Voices of Left, Right Say Initiatives Shouldn't Have to Pay For Themselves

The one reform of the initiative process that seems to have traction is a requirement that any initiative that demands the spending of money or the cutting of taxes must identify a source to pay for itself. Since California voters have used the initiative process to make the budget deficit bigger (including by an estimated $2 billion in November 2010 elections), some restraint seemed to make sense.

A constitutional amendment to do this has been gathering momentum in the legislature. But now come two leading voices -- consumer activist Harvey Rosenfeld from the left, and Howard Jarvis Taxpayers Assn. president Jon Coupal from the right -- to make the case that such a restraint would be used by legislators and governors to disqualify any initiative they don't like. They make the case at the Flash Report.

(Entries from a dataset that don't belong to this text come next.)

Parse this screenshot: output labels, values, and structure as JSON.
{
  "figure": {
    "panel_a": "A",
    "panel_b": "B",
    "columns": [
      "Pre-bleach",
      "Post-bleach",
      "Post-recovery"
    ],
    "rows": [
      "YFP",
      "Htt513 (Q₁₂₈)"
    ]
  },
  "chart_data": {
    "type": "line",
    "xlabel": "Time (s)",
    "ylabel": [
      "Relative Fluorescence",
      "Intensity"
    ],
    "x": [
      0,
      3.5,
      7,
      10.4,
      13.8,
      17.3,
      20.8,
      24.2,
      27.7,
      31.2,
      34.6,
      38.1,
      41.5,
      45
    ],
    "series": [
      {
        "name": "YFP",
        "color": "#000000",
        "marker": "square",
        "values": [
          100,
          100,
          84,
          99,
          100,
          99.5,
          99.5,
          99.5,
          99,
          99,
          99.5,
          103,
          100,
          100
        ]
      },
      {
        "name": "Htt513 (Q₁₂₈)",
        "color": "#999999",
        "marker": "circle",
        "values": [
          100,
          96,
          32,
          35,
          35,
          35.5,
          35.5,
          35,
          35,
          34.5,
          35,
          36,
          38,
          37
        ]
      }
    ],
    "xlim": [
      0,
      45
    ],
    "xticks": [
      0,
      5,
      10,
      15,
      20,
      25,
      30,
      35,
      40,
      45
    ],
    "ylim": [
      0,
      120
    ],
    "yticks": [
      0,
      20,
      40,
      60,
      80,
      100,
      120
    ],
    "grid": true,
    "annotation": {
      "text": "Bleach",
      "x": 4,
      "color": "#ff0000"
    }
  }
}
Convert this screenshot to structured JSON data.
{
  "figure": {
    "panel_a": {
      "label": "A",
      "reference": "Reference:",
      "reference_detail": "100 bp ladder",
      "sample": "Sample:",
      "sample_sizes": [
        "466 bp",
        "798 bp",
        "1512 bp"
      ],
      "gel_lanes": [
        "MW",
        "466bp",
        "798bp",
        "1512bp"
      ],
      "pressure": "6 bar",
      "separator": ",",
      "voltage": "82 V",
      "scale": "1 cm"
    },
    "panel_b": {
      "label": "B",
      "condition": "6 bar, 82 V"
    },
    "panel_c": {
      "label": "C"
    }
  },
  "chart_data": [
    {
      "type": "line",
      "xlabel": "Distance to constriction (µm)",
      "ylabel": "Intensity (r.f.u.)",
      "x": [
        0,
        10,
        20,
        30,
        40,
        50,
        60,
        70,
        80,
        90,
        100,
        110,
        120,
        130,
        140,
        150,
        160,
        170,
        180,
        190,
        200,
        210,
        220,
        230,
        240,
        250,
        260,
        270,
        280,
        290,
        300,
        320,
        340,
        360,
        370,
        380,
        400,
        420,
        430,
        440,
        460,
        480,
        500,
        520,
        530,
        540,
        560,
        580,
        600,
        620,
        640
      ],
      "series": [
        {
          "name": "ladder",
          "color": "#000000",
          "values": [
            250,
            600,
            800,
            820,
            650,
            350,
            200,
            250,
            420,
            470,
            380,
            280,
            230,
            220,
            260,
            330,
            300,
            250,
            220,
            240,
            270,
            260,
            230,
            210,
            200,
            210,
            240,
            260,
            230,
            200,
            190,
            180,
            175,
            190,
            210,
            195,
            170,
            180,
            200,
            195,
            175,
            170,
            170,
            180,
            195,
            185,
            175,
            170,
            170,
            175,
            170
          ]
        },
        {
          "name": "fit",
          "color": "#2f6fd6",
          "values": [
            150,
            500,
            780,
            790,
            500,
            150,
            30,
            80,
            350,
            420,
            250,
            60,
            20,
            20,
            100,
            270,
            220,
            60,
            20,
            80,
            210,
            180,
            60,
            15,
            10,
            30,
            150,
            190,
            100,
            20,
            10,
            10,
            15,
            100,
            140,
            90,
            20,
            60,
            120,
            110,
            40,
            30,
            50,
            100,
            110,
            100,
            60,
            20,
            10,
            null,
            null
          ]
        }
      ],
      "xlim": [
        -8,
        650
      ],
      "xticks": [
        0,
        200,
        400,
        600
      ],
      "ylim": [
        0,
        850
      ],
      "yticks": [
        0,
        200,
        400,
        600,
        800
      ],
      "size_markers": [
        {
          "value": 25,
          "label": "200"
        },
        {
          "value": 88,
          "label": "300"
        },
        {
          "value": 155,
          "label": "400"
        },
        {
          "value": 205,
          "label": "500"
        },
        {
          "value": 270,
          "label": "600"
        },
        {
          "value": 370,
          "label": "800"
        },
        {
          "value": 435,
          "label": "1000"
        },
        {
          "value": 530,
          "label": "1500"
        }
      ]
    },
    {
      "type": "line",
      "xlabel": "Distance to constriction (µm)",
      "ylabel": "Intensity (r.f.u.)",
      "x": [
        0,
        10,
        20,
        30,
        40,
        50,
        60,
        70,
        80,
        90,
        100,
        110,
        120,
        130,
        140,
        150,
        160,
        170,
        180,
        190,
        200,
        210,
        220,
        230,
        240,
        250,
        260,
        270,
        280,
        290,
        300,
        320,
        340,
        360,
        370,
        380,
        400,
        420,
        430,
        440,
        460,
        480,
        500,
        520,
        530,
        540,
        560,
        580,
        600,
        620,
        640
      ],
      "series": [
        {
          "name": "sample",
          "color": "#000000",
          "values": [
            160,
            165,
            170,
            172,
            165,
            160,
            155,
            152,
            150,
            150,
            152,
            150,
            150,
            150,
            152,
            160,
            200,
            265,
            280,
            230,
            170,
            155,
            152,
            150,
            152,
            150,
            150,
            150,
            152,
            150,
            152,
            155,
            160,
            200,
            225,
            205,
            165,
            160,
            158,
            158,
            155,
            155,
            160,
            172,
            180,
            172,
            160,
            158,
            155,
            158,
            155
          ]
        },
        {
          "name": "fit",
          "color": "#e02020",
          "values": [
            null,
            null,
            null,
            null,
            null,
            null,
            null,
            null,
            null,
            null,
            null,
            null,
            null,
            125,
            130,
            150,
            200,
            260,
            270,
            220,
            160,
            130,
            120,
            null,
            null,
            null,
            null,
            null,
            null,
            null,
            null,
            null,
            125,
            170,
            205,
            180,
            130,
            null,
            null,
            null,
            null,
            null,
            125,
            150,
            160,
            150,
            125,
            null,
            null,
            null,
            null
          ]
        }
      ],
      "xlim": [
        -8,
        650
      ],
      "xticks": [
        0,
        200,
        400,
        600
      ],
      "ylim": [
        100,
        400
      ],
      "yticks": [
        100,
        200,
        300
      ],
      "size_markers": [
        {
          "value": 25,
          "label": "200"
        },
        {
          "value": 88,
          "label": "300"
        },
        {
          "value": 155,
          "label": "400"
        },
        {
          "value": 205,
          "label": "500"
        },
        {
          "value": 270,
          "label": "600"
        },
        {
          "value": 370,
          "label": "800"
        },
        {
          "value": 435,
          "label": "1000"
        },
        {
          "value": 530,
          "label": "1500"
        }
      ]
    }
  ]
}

What Coupal and Rosenfeld don't tell you -- and don't address, to the detriment of their argument -- is that the initiative process in California is far more inflexible than in any other place on earth. Other countries and states force the process to live within the budget -- and to abide by the rules of legislation. But they suggest that attempts to make the California process more integrated with the budget and legislative systems are really attemps to limit the popular will.

There's another way to look at this: that the inflexible initiative process has been used to rob Californians of democratic power by locking up decisions on taxes, spending and regulation that can't be changed -- except by people with access to the millions and millions of dollars necessary to qualify initiatives and pursue campaigns. People such as, for example, Rosenfeld and Coupal.